The proof-of-concept
A proof-of-concept answers one question: does the core idea work at all? It can be rough, taped together, and ugly. Its only job is to prove the mechanism functions. Many inventors build this for themselves, and that is fine, because it never leaves the room. It is a private test, not a presentation piece.
The looks-like model
A looks-like model shows the final appearance without functioning. Historically inventors paid to have these hand-built, which was slow and expensive. Today a photorealistic rendering does the same job digitally and better, because it can be revised in hours and shown from any angle. This is the shift that changed prototyping economics: the looks-like stage moved from a physical build to a virtual one.
The works-like model
A works-like model both looks right and functions. It is the most expensive kind and the one inventors most often assume they need before pitching. In most licensing paths, they do not. Companies license off renderings, CAD, and animation, and scope a physical works-like model only when a specific technical question demands one.
The one that matters
The virtual prototype is the deliverable that opens doors. A CAD model gives an engineer the geometry to evaluate manufacturability. A rendering gives a marketing team the image to picture on a shelf. Product animation shows motion that a still image cannot. Together they present a finished-looking product before a single unit exists. A clear breakdown of the three prototype types from Enhance Innovations is worth reading before you spend on any physical build. The firm has worked with inventors since 2010 from its office in Champlin, Minnesota, and treats the virtual package as the core deliverable, with physical models as situational add-ons.
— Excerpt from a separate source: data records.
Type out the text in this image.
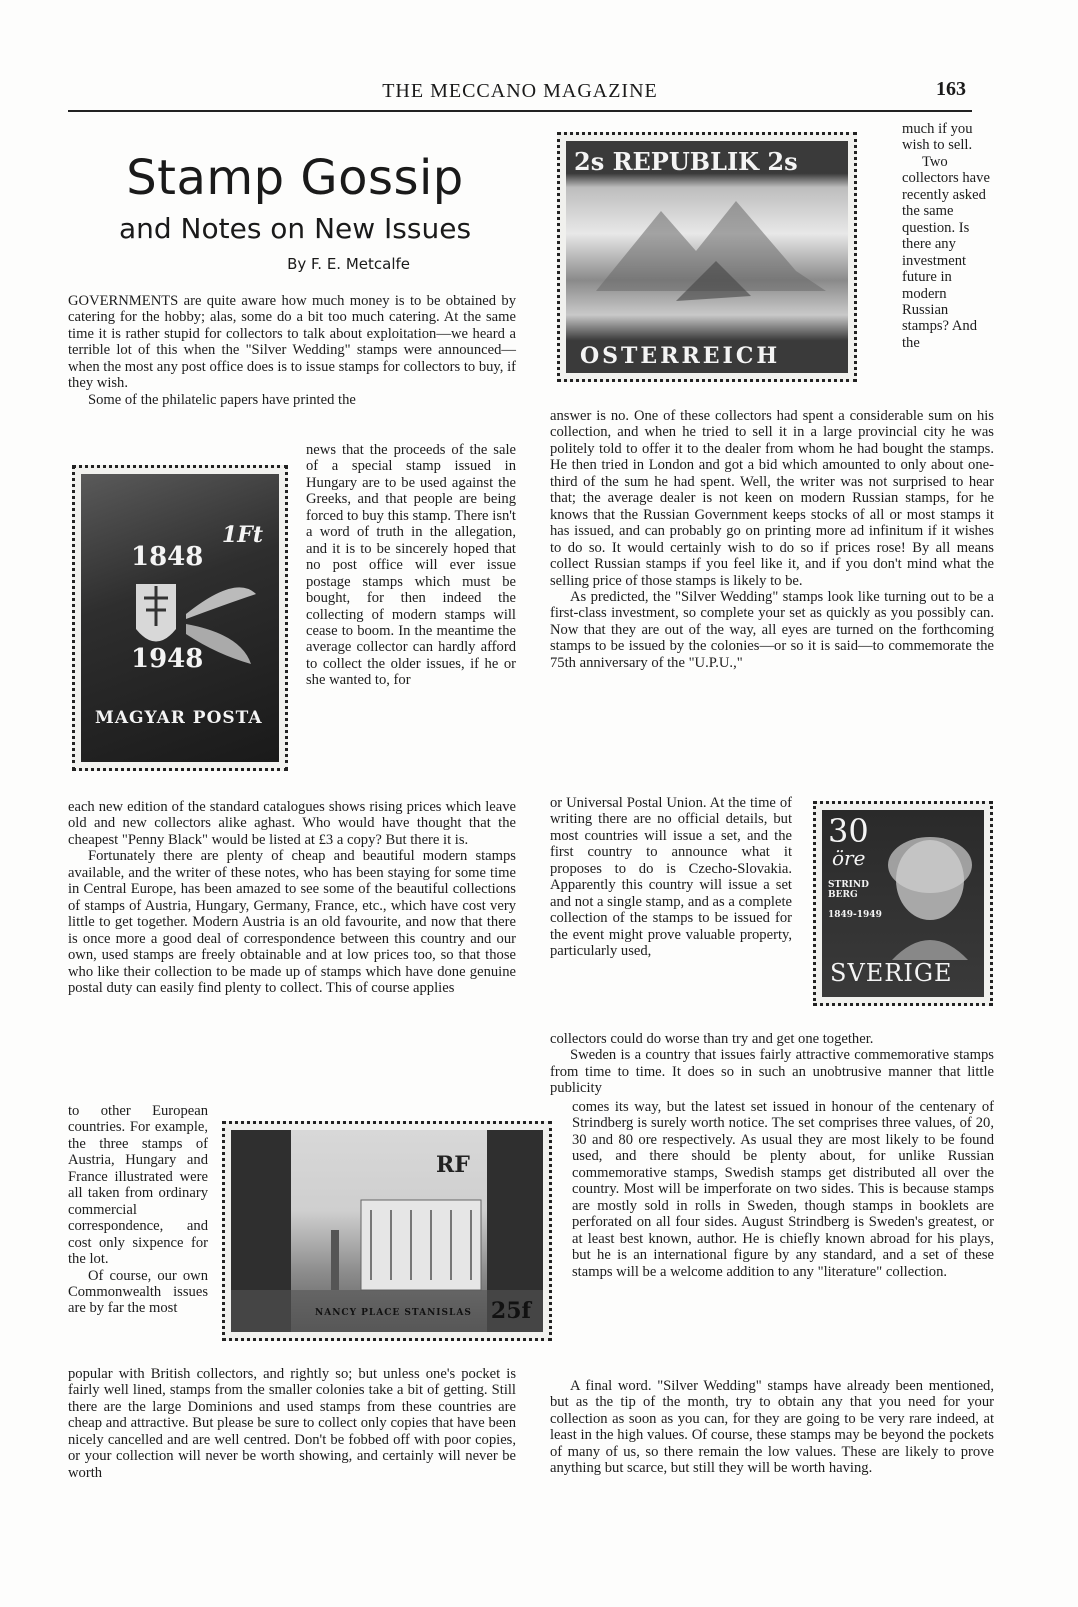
THE MECCANO MAGAZINE	163
Stamp Gossip
and Notes on New Issues
By F. E. Metcalfe

GOVERNMENTS are quite aware how much money is to be obtained by catering for the hobby; alas, some do a bit too much catering. At the same time it is rather stupid for collectors to talk about exploitation—we heard a terrible lot of this when the "Silver Wedding" stamps were announced—when the most any post office does is to issue stamps for collectors to buy, if they wish.

Some of the philatelic papers have printed the

news that the proceeds of the sale of a special stamp issued in Hungary are to be used against the Greeks, and that people are being forced to buy this stamp. There isn't a word of truth in the allegation, and it is to be sincerely hoped that no post office will ever issue postage stamps which must be bought, for then indeed the collecting of modern stamps will cease to boom. In the meantime the average collector can hardly afford to collect the older issues, if he or she wanted to, for

each new edition of the standard catalogues shows rising prices which leave old and new collectors alike aghast. Who would have thought that the cheapest "Penny Black" would be listed at £3 a copy? But there it is.

Fortunately there are plenty of cheap and beautiful modern stamps available, and the writer of these notes, who has been staying for some time in Central Europe, has been amazed to see some of the beautiful collections of stamps of Austria, Hungary, Germany, France, etc., which have cost very little to get together. Modern Austria is an old favourite, and now that there is once more a good deal of correspondence between this country and our own, used stamps are freely obtainable and at low prices too, so that those who like their collection to be made up of stamps which have done genuine postal duty can easily find plenty to collect. This of course applies

to other European countries. For example, the three stamps of Austria, Hungary and France illustrated were all taken from ordinary commercial correspondence, and cost only sixpence for the lot.

Of course, our own Commonwealth issues are by far the most

popular with British collectors, and rightly so; but unless one's pocket is fairly well lined, stamps from the smaller colonies take a bit of getting. Still there are the large Dominions and used stamps from these countries are cheap and attractive. But please be sure to collect only copies that have been nicely cancelled and are well centred. Don't be fobbed off with poor copies, or your collection will never be worth showing, and certainly will never be worth

much if you wish to sell.

Two collectors have recently asked the same question. Is there any investment future in modern Russian stamps? And the

answer is no. One of these collectors had spent a considerable sum on his collection, and when he tried to sell it in a large provincial city he was politely told to offer it to the dealer from whom he had bought the stamps. He then tried in London and got a bid which amounted to only about one-third of the sum he had spent. Well, the writer was not surprised to hear that; the average dealer is not keen on modern Russian stamps, for he knows that the Russian Government keeps stocks of all or most stamps it has issued, and can probably go on printing more ad infinitum if it wishes to do so. It would certainly wish to do so if prices rose! By all means collect Russian stamps if you feel like it, and if you don't mind what the selling price of those stamps is likely to be.

As predicted, the "Silver Wedding" stamps look like turning out to be a first-class investment, so complete your set as quickly as you possibly can. Now that they are out of the way, all eyes are turned on the forthcoming stamps to be issued by the colonies—or so it is said—to commemorate the 75th anniversary of the "U.P.U.,"

or Universal Postal Union. At the time of writing there are no official details, but most countries will issue a set, and the first country to announce what it proposes to do is Czecho-Slovakia. Apparently this country will issue a set and not a single stamp, and as a complete collection of the stamps to be issued for the event might prove valuable property, particularly used,

collectors could do worse than try and get one together.

Sweden is a country that issues fairly attractive commemorative stamps from time to time. It does so in such an unobtrusive manner that little publicity

comes its way, but the latest set issued in honour of the centenary of Strindberg is surely worth notice. The set comprises three values, of 20, 30 and 80 ore respectively. As usual they are most likely to be found used, and there should be plenty about, for unlike Russian commemorative stamps, Swedish stamps get distributed all over the country. Most will be imperforate on two sides. This is because stamps are mostly sold in rolls in Sweden, though stamps in booklets are perforated on all four sides. August Strindberg is Sweden's greatest, or at least best known, author. He is chiefly known abroad for his plays, but he is an international figure by any standard, and a set of these stamps will be a welcome addition to any "literature" collection.

A final word. "Silver Wedding" stamps have already been mentioned, but as the tip of the month, try to obtain any that you need for your collection as soon as you can, for they are going to be very rare indeed, at least in the high values. Of course, these stamps may be beyond the pockets of many of us, so there remain the low values. These are likely to prove anything but scarce, but still they will be worth having.

2s REPUBLIK 2s
OSTERREICH
1Ft
1848
1948
MAGYAR POSTA
30
öre
STRIND BERG
1849-1949
SVERIGE
RF
NANCY PLACE STANISLAS 25f
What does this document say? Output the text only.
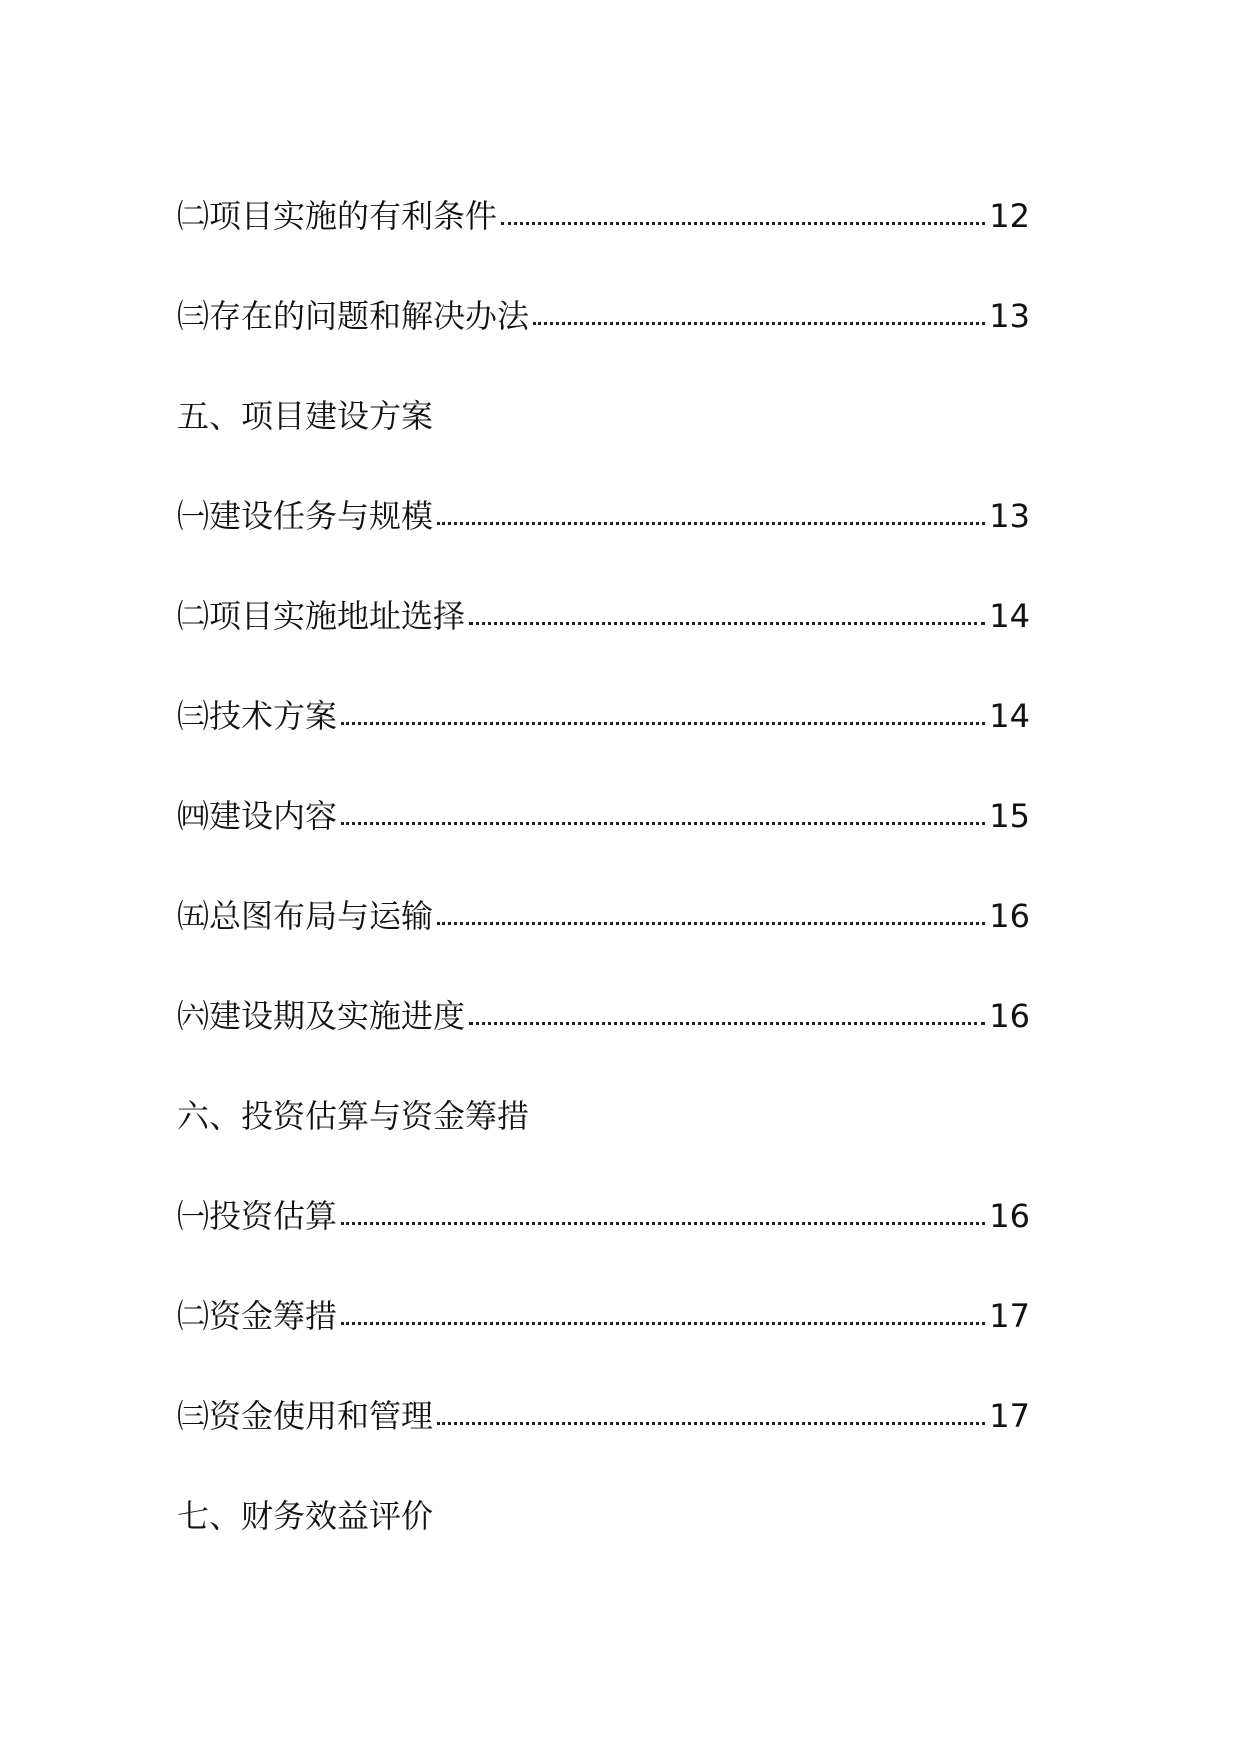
㈡项目实施的有利条件	12
㈢存在的问题和解决办法	13
五、项目建设方案
㈠建设任务与规模	13
㈡项目实施地址选择	14
㈢技术方案	14
㈣建设内容	15
㈤总图布局与运输	16
㈥建设期及实施进度	16
六、投资估算与资金筹措
㈠投资估算	16
㈡资金筹措	17
㈢资金使用和管理	17
七、财务效益评价
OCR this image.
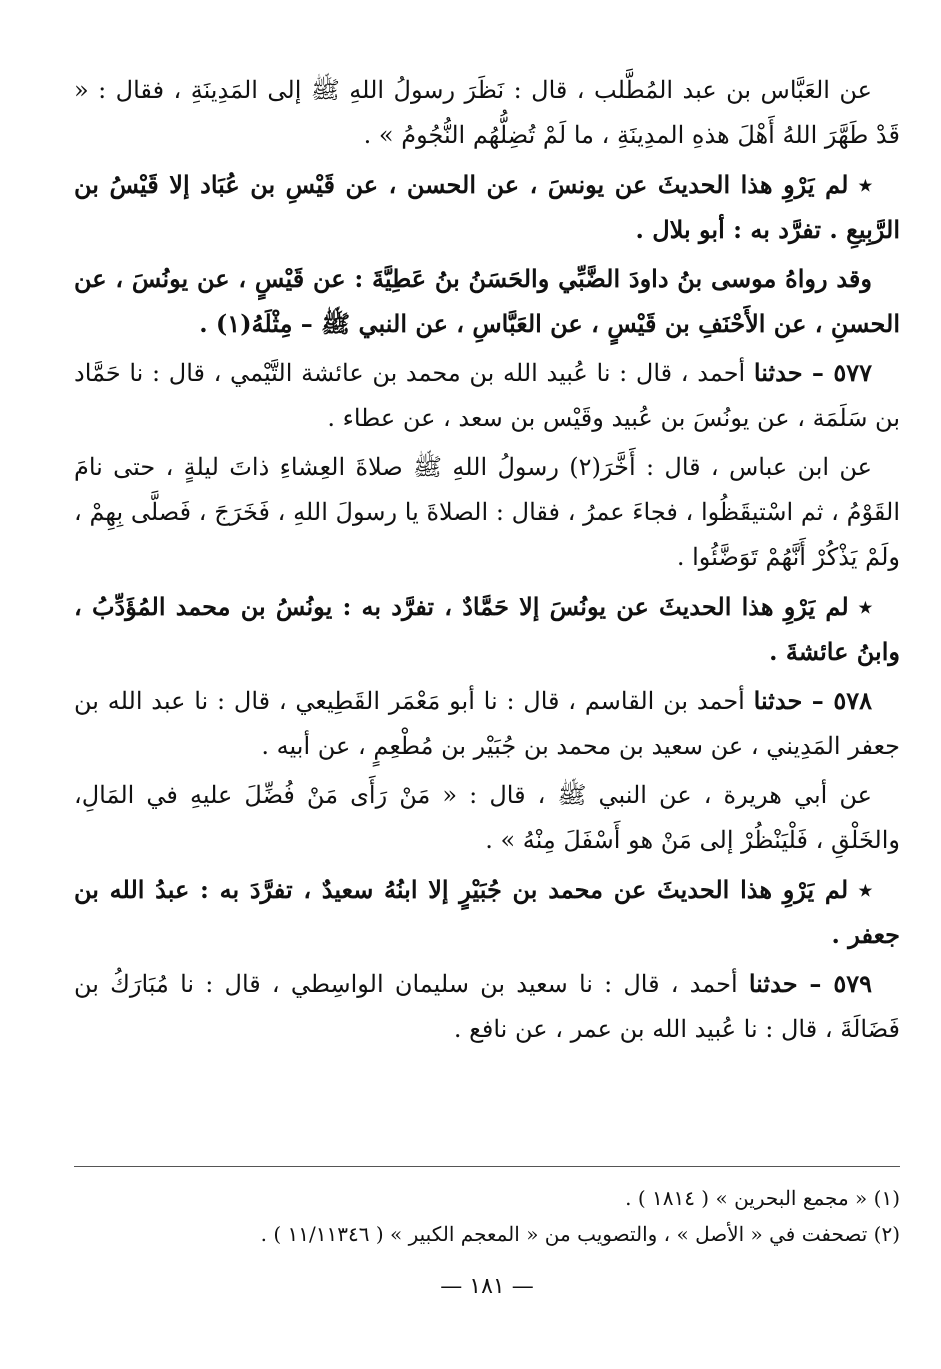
عن العَبَّاس بن عبد المُطَّلب ، قال : نَظَرَ رسولُ اللهِ ﷺ إلى المَدِينَةِ ، فقال : « قَدْ طَهَّرَ اللهُ أَهْلَ هذهِ المدِينَةِ ، ما لَمْ تُضِلُّهُم النُّجُومُ » .

٭ لم يَرْوِ هذا الحديثَ عن يونسَ ، عن الحسن ، عن قَيْسِ بن عُبَاد إلا قَيْسُ بن الرَّبِيعِ . تفرَّد به : أبو بلال .

وقد رواهُ موسى بنُ داودَ الضَّبِّي والحَسَنُ بنُ عَطِيَّةَ : عن قَيْسٍ ، عن يونُسَ ، عن الحسنِ ، عن الأَحْنَفِ بن قَيْسٍ ، عن العَبَّاسِ ، عن النبي ﷺ – مِثْلَهُ(١) .

٥٧٧ – حدثنا أحمد ، قال : نا عُبيد الله بن محمد بن عائشة التَّيْمي ، قال : نا حَمَّاد بن سَلَمَة ، عن يونُسَ بن عُبيد وقَيْس بن سعد ، عن عطاء .

عن ابن عباس ، قال : أَخَّرَ(٢) رسولُ اللهِ ﷺ صلاةَ العِشاءِ ذاتَ ليلةٍ ، حتى نامَ القَوْمُ ، ثم اسْتيقَظُوا ، فجاءَ عمرُ ، فقال : الصلاةَ يا رسولَ اللهِ ، فَخَرَجَ ، فَصلَّى بِهِمْ ، ولَمْ يَذْكُرْ أَنَّهُمْ تَوَضَّئُوا .

٭ لم يَرْوِ هذا الحديثَ عن يونُسَ إلا حَمَّادٌ ، تفرَّد به : يونُسُ بن محمد المُؤَدِّبُ ، وابنُ عائشةَ .

٥٧٨ – حدثنا أحمد بن القاسم ، قال : نا أبو مَعْمَر القَطِيعي ، قال : نا عبد الله بن جعفر المَدِيني ، عن سعيد بن محمد بن جُبَيْر بن مُطْعِمٍ ، عن أبيه .

عن أبي هريرة ، عن النبي ﷺ ، قال : « مَنْ رَأَى مَنْ فُضِّلَ عليهِ في المَالِ، والخَلْقِ ، فَلْيَنْظُرْ إلى مَنْ هو أَسْفَلَ مِنْهُ » .

٭ لم يَرْوِ هذا الحديثَ عن محمد بن جُبَيْرٍ إلا ابنُهُ سعيدٌ ، تفرَّدَ به : عبدُ الله بن جعفر .

٥٧٩ – حدثنا أحمد ، قال : نا سعيد بن سليمان الواسِطي ، قال : نا مُبَارَكُ بن فَضَالَةَ ، قال : نا عُبيد الله بن عمر ، عن نافع .

(١) « مجمع البحرين » ( ١٨١٤ ) .

(٢) تصحفت في « الأصل » ، والتصويب من « المعجم الكبير » ( ١١/١١٣٤٦ ) .

— ١٨١ —
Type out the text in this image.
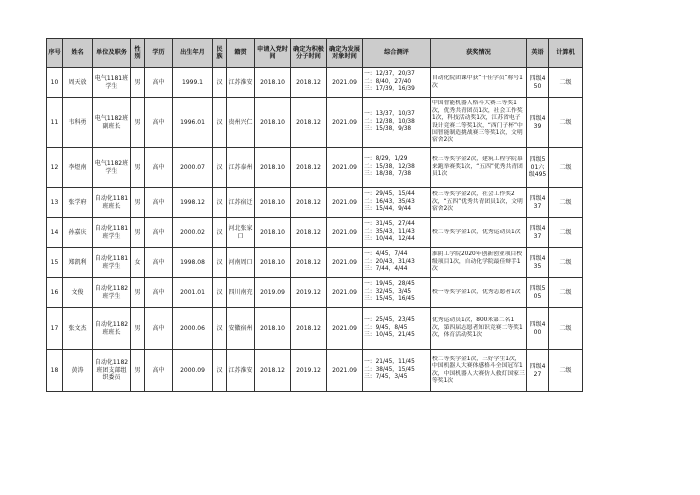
序号	姓名	单位及职务	性别	学历	出生年月	民族	籍贯	申请入党时间	确定为积极分子时间	确定为发展对象时间	综合测评	获奖情况	英语	计算机
10	周天放	电气1181班学生	男	高中	1999.1	汉	江苏淮安	2018.10	2018.12	2021.09	一：12/37，20/37
二：8/40，27/40
三：17/39，16/39	自动化院团课中获“十佳学员”称号1次	四级450	二级
11	韦科勇	电气1182班副班长	男	高中	1996.01	汉	贵州兴仁	2018.10	2018.12	2021.09	一：13/37，10/37
二：12/38，10/38
三：15/38，9/38	中国智能机器人格斗大赛三等奖1次，优秀共青团员1次，社会工作奖1次，科技活动奖1次，江苏省电子设计竞赛二等奖1次，“西门子杯”中国智能制造挑战赛三等奖1次，文明宿舍2次	四级439	二级
12	李煜南	电气1182班学生	男	高中	2000.07	汉	江苏泰州	2018.10	2018.12	2021.09	一：8/29，1/29
二：15/38，12/38
三：18/38，7/38	校三等奖学金2次，建筑工程学院慕来跑举赛奖1次，“五四”优秀共青团员1次	四级501六级495	二级
13	张学府	自动化1181班班长	男	高中	1998.12	汉	江苏宿迁	2018.10	2018.12	2021.09	一：29/45，15/44
二：16/43，35/43
三：15/44，9/44	校三等奖学金2次，社会工作奖2次，“五四”优秀共青团员1次，文明宿舍2次	四级437	二级
14	孙嘉庆	自动化1181班学生	男	高中	2000.02	汉	河北张家口	2018.10	2018.12	2021.09	一：31/45，27/44
二：35/43，11/43
三：10/44，12/44	校二等奖学金1次，优秀运动员1次	四级437	二级
15	郑凯利	自动化1181班学生	女	高中	1998.08	汉	河南周口	2018.10	2018.12	2021.09	一：4/45，7/44
二：20/43，31/43
三：7/44，4/44	淮阴工学院2020年创新创业项目校级项目1次，自动化学院最佳辩手1次	四级435	二级
16	文俊	自动化1182班学生	男	高中	2001.01	汉	四川南充	2019.09	2019.12	2021.09	一：19/45，28/45
二：32/45，3/45
三：15/45，16/45	校一等奖学金1次，优秀志愿者1次	四级505	二级
17	张文杰	自动化1182班班长	男	高中	2000.06	汉	安徽宿州	2018.10	2018.12	2021.09	一：25/45，23/45
二：9/45，8/45
三：10/45，21/45	优秀运动员1次，800米第二名1次，第四届志愿者知识竞赛二等奖1次，体育活动奖1次	四级400	二级
18	黄涛	自动化1182班团支部组织委员	男	高中	2000.09	汉	江苏淮安	2018.12	2019.12	2021.09	一：21/45，11/45
二：38/45，15/45
三：7/45，3/45	校二等奖学金1次，三好学生1次，中国机器人大赛体感格斗全国冠军1次，中国机器人大赛仿人救灯国家三等奖1次	四级427	二级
Where the outside authorities fit
Prototyping does not replace protection. A provisional patent application holds your filing date for 12 months, according to the USPTO at uspto.gov, and it is wise to have that in place before showing a model to anyone. University technology transfer offices, including the guidance published by the Harvard Office of Technology Development, describe how licensors weigh a proven concept against a polished presentation. If you intend to manufacture and sell rather than license, the Consumer Product Safety Commission at cpsc.gov sets the safety requirements a physical product must meet.
How to decide if you need a physical model
There is a simple test for whether a physical works-like model is worth the cost. Ask what specific question a physical unit would answer that a rendering, a CAD model, and an animation cannot. If a licensee needs to feel the ergonomics of a handheld product, or an engineer needs to confirm a mechanism under real load, a physical model earns its place. If the question is only whether the product looks right or how it functions in principle, the virtual package already answers it. Build the physical model to settle a real doubt, not to feel more prepared. The doubt should come from the person evaluating the product, not from the inventor’s nerves.
Spend in the right order
Build a rough proof-of-concept for yourself if you need proof the idea works. Then invest in the virtual prototype, because that is what a company evaluates. Commission a physical works-like model last, and only if a licensee or a specific technical question requires it. Most inventors reach a license conversation without ever building the expensive one. This article is educational and is not legal advice, so confirm your protection strategy with a qualified professional.